Alright! Good job,man. I knew you had it in you, and I'm very proud for you. Anything worth anything takes a little time and effort and work---and that's where most people who try this fail. You stuck with it and got what was coming to you. Feels good,don't it? Now, with #1 under your belt, you have experience to build on. I'm not saying it's gonna be easy from here on out, but the fundamentals are in place-and that's very important. 
  And thank you, but you give me too much credit, I'm just passing along what I've been taught along the way. If it weren't for a handful of people along the way helping me out it would've been a long row to hoe.
  Perfect shot on that big ole doe. That Zwickey certainly did the trick.  Congratulations on your first trad deer, may there be many. D.


----------



## Blueridge (Sep 15, 2014)

Great job and story . congrats to you! those Zwickey's are bad news . Way to put it all together.


----------



## 2wheelfoster (Sep 15, 2014)

Congrats on the bow kill! This is a fine group on here. You will not find any better folks!


----------



## WarrenWomack (Sep 15, 2014)

OUTSTANDING!!! Congratulations!


----------



## jerry russell (Sep 15, 2014)

Good stuff.  That first one is a big deal.


----------



## swackinswampdonkeys (Sep 15, 2014)

Thank you everyone. There is no other group like the Trad guys on GON and thats a fact!! You guys are true inspiration!


----------



## RonsPlc (Sep 15, 2014)

Congratulations!
Looking to get my 1st trad deer this season!
can't wait for opening day here in AL!


----------



## Avid Archer (Sep 15, 2014)

Congrats Bud, you'll never forget that one.


----------



## Rainmaker (Sep 15, 2014)

Glad you told the whole story. That was a good read. Congrats on the deer!


----------



## Knee Deep (Sep 16, 2014)

Man that's awesome, congrats. Nothing like that first trad deer.


----------



## swackinswampdonkeys (Sep 16, 2014)

RonsPlc said:


> Congratulations!
> Looking to get my 1st trad deer this season!
> can't wait for opening day here in AL!


Thank you. You'll get it done. Just don't give up and it will come when it is supposed to happen! Look forward to hearing about it!


----------



## Flaustin1 (Sep 16, 2014)

Im jealous!  Ive been after my first trad kill for going on 4 seasons now.  I know its all gonna come together one day.  Congrats!


----------



## Hunting 4 Him (Sep 16, 2014)

Awesome, congrats!


----------



## Triple C (Sep 16, 2014)

Great read and a great beginning!  Thx for sharing your story.


----------



## swackinswampdonkeys (Sep 16, 2014)

Flaustin1 said:


> Im jealous!  Ive been after my first trad kill for going on 4 seasons now.  I know its all gonna come together one day.  Congrats!

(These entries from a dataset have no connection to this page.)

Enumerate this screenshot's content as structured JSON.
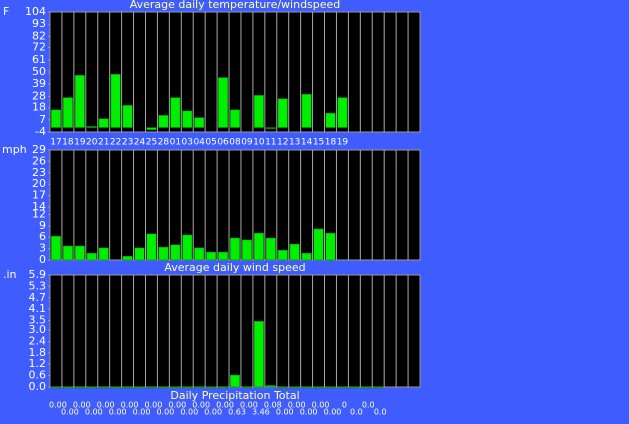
{
  "chart_data": [
    {
      "type": "bar",
      "title": "Average daily temperature/windspeed",
      "unit": "F",
      "color": "#00ee00",
      "categories": [
        "17",
        "18",
        "19",
        "20",
        "21",
        "22",
        "23",
        "24",
        "25",
        "28",
        "01",
        "03",
        "04",
        "05",
        "06",
        "08",
        "09",
        "10",
        "11",
        "12",
        "13",
        "14",
        "15",
        "18",
        "19",
        null,
        null,
        null,
        null,
        null,
        null
      ],
      "values": [
        16,
        27,
        47,
        1,
        8,
        48,
        20,
        null,
        -2,
        11,
        27,
        15,
        9,
        null,
        45,
        16,
        null,
        29,
        0,
        26,
        null,
        30,
        null,
        13,
        27,
        null,
        null,
        null,
        null,
        null,
        null
      ],
      "ylim": [
        -4,
        104
      ],
      "yticks": [
        104,
        93,
        82,
        72,
        61,
        50,
        39,
        28,
        18,
        7,
        -4
      ]
    },
    {
      "type": "bar",
      "title": "Average daily wind speed",
      "unit": "mph",
      "color": "#00ee00",
      "values": [
        6.3,
        3.7,
        3.7,
        1.8,
        3.2,
        null,
        1,
        3.2,
        6.9,
        3.4,
        4,
        6.6,
        3.2,
        2.1,
        2.1,
        5.8,
        5.3,
        7.1,
        5.8,
        2.6,
        4.2,
        1.8,
        8.2,
        7.1,
        null,
        null,
        null,
        null,
        null,
        null,
        null
      ],
      "ylim": [
        0,
        29
      ],
      "yticks": [
        29,
        26,
        23,
        20,
        17,
        14,
        12,
        9,
        6,
        3,
        0
      ]
    },
    {
      "type": "bar",
      "title": "Daily Precipitation Total",
      "unit": ".in",
      "color": "#00ee00",
      "values": [
        0,
        0,
        0,
        0,
        0,
        0,
        0,
        0,
        0,
        0,
        0,
        0,
        0,
        0,
        0,
        0.63,
        0,
        3.46,
        0.08,
        0,
        0,
        0,
        0,
        0,
        0,
        0,
        0,
        0,
        null,
        null,
        null
      ],
      "value_labels": [
        "0.00",
        "0.00",
        "0.00",
        "0.00",
        "0.00",
        "0.00",
        "0.00",
        "0.00",
        "0.00",
        "0.00",
        "0.00",
        "0.00",
        "0.00",
        "0.00",
        "0.00",
        "0.63",
        "0.00",
        "3.46",
        "0.08",
        "0.00",
        "0.00",
        "0.00",
        "0.00",
        "0.00",
        "0",
        "0.0",
        "0.0",
        "0.0",
        null,
        null,
        null
      ],
      "ylim": [
        0,
        5.9
      ],
      "yticks": [
        5.9,
        5.3,
        4.7,
        4.1,
        3.5,
        {
          "value": 3,
          "label": "3.0"
        },
        2.4,
        1.8,
        1.2,
        0.6,
        {
          "value": 0,
          "label": "0.0"
        }
      ]
    }
  ]
}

I hear ya man. I figure the longer the wait the sweeter the reward. Once it happens it can only get better from then on out. You'll make it happen, just keep hard at it.
Can't wait to hear about it!


----------



## swackinswampdonkeys (Sep 16, 2014)

Triple C said:


> Great read and a great beginning!  Thx for sharing your story.

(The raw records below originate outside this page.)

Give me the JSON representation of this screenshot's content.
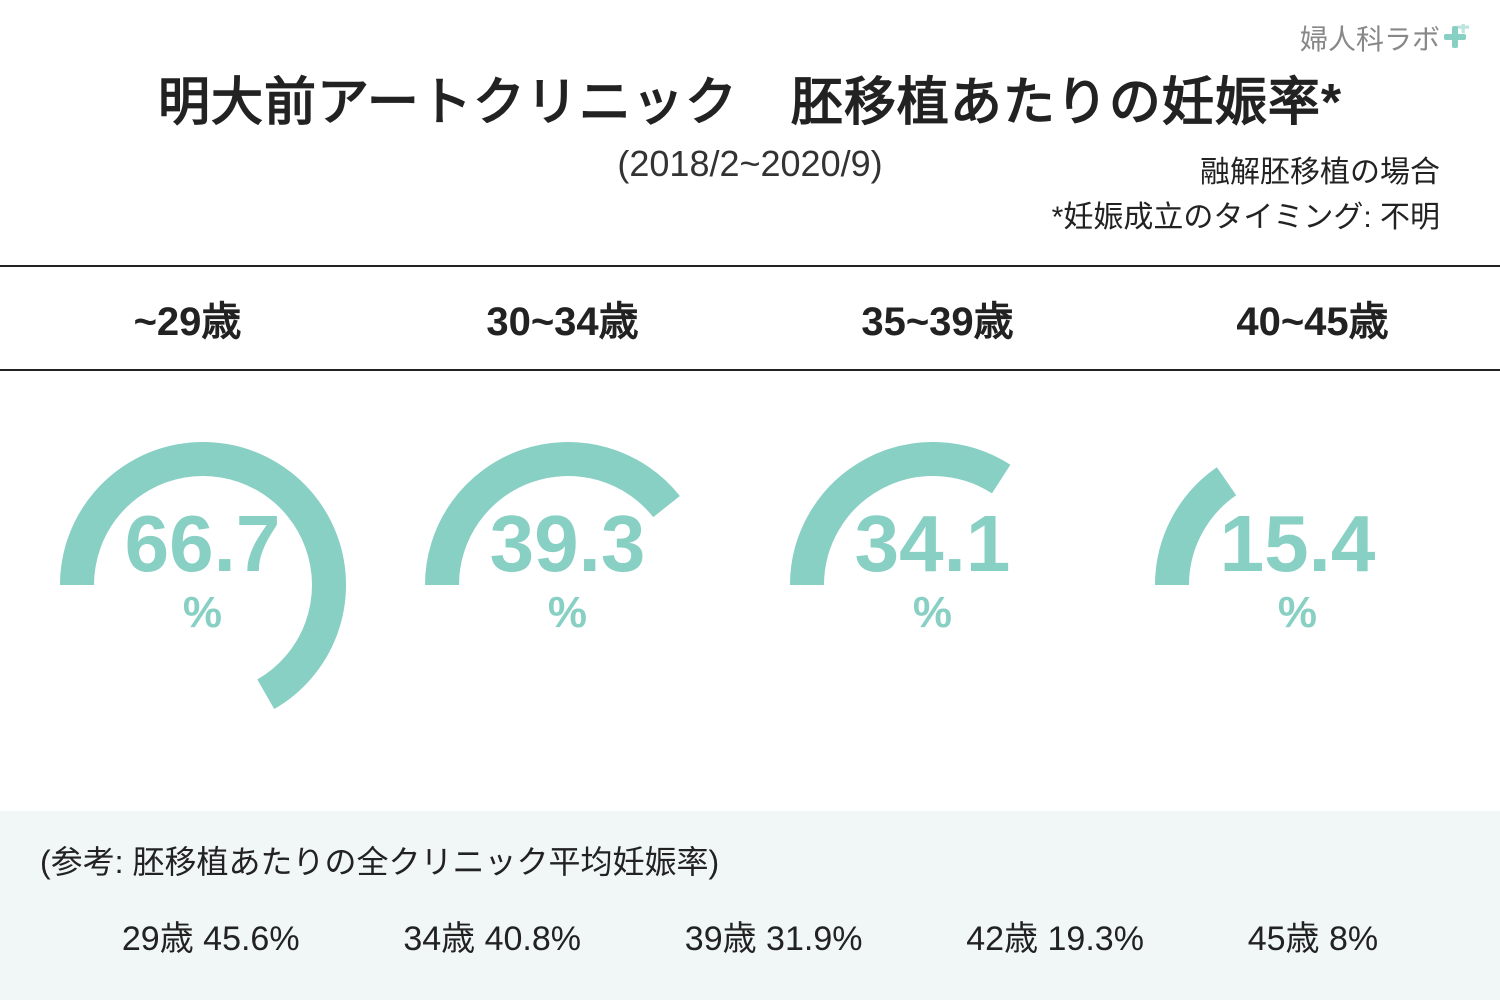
{
  "logo": {
    "text": "婦人科ラボ",
    "icon_color": "#88cfc4"
  },
  "title": "明大前アートクリニック　胚移植あたりの妊娠率*",
  "subtitle": "(2018/2~2020/9)",
  "notes": {
    "line1": "融解胚移植の場合",
    "line2": "*妊娠成立のタイミング: 不明"
  },
  "chart": {
    "type": "radial-gauge",
    "arc_color": "#88cfc4",
    "text_color": "#88cfc4",
    "stroke_width": 34,
    "radius": 126,
    "start_angle_deg": -90,
    "background_color": "#ffffff",
    "footer_background": "#f0f7f6",
    "columns": [
      {
        "label": "~29歳",
        "value": 66.7
      },
      {
        "label": "30~34歳",
        "value": 39.3
      },
      {
        "label": "35~39歳",
        "value": 34.1
      },
      {
        "label": "40~45歳",
        "value": 15.4
      }
    ]
  },
  "reference": {
    "title": "(参考: 胚移植あたりの全クリニック平均妊娠率)",
    "items": [
      {
        "age": "29歳",
        "value": "45.6%"
      },
      {
        "age": "34歳",
        "value": "40.8%"
      },
      {
        "age": "39歳",
        "value": "31.9%"
      },
      {
        "age": "42歳",
        "value": "19.3%"
      },
      {
        "age": "45歳",
        "value": "8%"
      }
    ]
  }
}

Thank you I really appreciate all the kind words from y'all and support!


----------



## Apex Predator (Sep 16, 2014)

Awesome!  Good stuff man!


----------



## ALwoodsman (Sep 16, 2014)

Great job!  Thanks for a good story.  You will be hooked now for sure!


----------



## belle&bows (Sep 16, 2014)

Yes sir! Well done!


----------



## swackinswampdonkeys (Sep 16, 2014)

ALwoodsman said:


> Great job!  Thanks for a good story.  You will be hooked now for sure!


Thank you and I hooked for sure even though its had me like that for sometime now!


----------



## robert carter (Sep 20, 2014)

Good job!! I look forward to reading more tales of your hunts.RC


----------



## longbowdave1 (Sep 21, 2014)

Awsome job.


----------